Dramatically so. Gemma 4 31B scores 80% on LiveCodeBench v6 vs Gemma 3 27B's 29.1%. Even the smaller E4B model shows significant improvements in code generation and debugging over Gemma 3's equivalent. If you've been running Gemma 3 for coding, Gemma 4 is worth the upgrade.
Yes, Ollama will fall back to CPU if no GPU is detected. The E2B model is usable on CPU (modern 8-core machine: ~3-6 tokens/sec). E4B on CPU drops to ~1-3 tokens/sec - workable for occasional queries but not for a real-time coding assistant. A GPU is strongly recommended for anything above E2B.

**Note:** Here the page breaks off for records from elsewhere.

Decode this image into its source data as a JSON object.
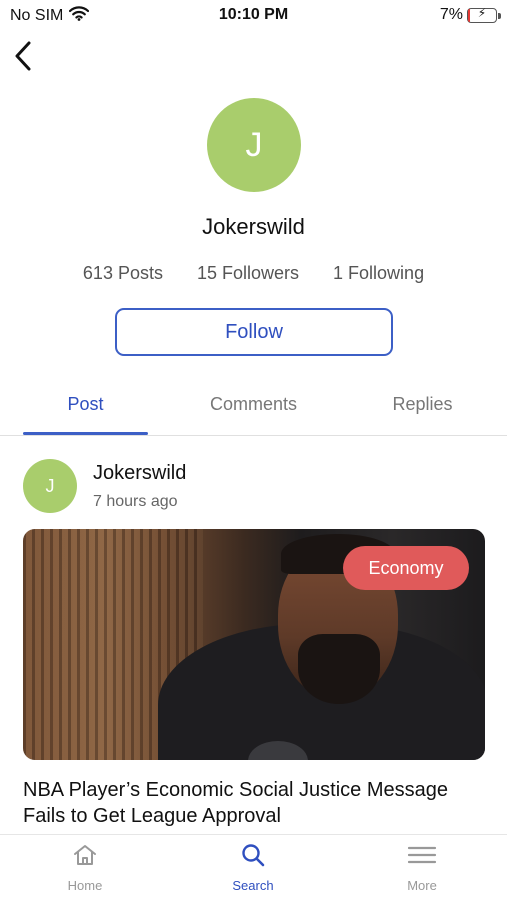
{
  "status_bar": {
    "carrier": "No SIM",
    "time": "10:10 PM",
    "battery_percent": "7%",
    "battery_level": 0.07,
    "wifi_icon": "wifi-icon",
    "battery_icon": "battery-charging-icon"
  },
  "profile": {
    "avatar_initial": "J",
    "avatar_color": "#a9cd6c",
    "name": "Jokerswild",
    "posts": "613 Posts",
    "followers": "15 Followers",
    "following": "1 Following",
    "follow_label": "Follow"
  },
  "tabs": [
    {
      "label": "Post",
      "active": true
    },
    {
      "label": "Comments",
      "active": false
    },
    {
      "label": "Replies",
      "active": false
    }
  ],
  "post": {
    "avatar_initial": "J",
    "author": "Jokerswild",
    "time": "7 hours ago",
    "category": "Economy",
    "category_color": "#e05a5a",
    "title": "NBA Player’s Economic Social Justice Message Fails to Get League Approval"
  },
  "bottom_nav": [
    {
      "label": "Home",
      "icon": "home-icon",
      "active": false
    },
    {
      "label": "Search",
      "icon": "search-icon",
      "active": true
    },
    {
      "label": "More",
      "icon": "menu-icon",
      "active": false
    }
  ],
  "colors": {
    "accent": "#2f4fbf",
    "muted_text": "#777777"
  }
}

The "E" stands for Effective parameters - a measure of compute-efficient parameters rather than total parameter count. E2B has 2.3B effective parameters (5.1B total with embeddings); E4B has 4.5B effective (8B total). The 26B and 31B models use their actual parameter count. The E-series models are specifically optimized for edge/local deployment with lower latency and VRAM use.
Yes - all four Gemma 4 models handle image input. E2B and E4B also support audio natively. To send an image via Ollama CLI: ollama run gemma4:e4b "Describe this image" --images /path/to/image.jpg. Via the API, pass the image as base64 in the messages array.
Yes. Gemma 4 ships under the Apache 2.0 license, which allows commercial use, modification, and redistribution without paying Google. This is a notable upgrade from earlier Gemma versions and makes it one of the most permissively licensed frontier-class open models available.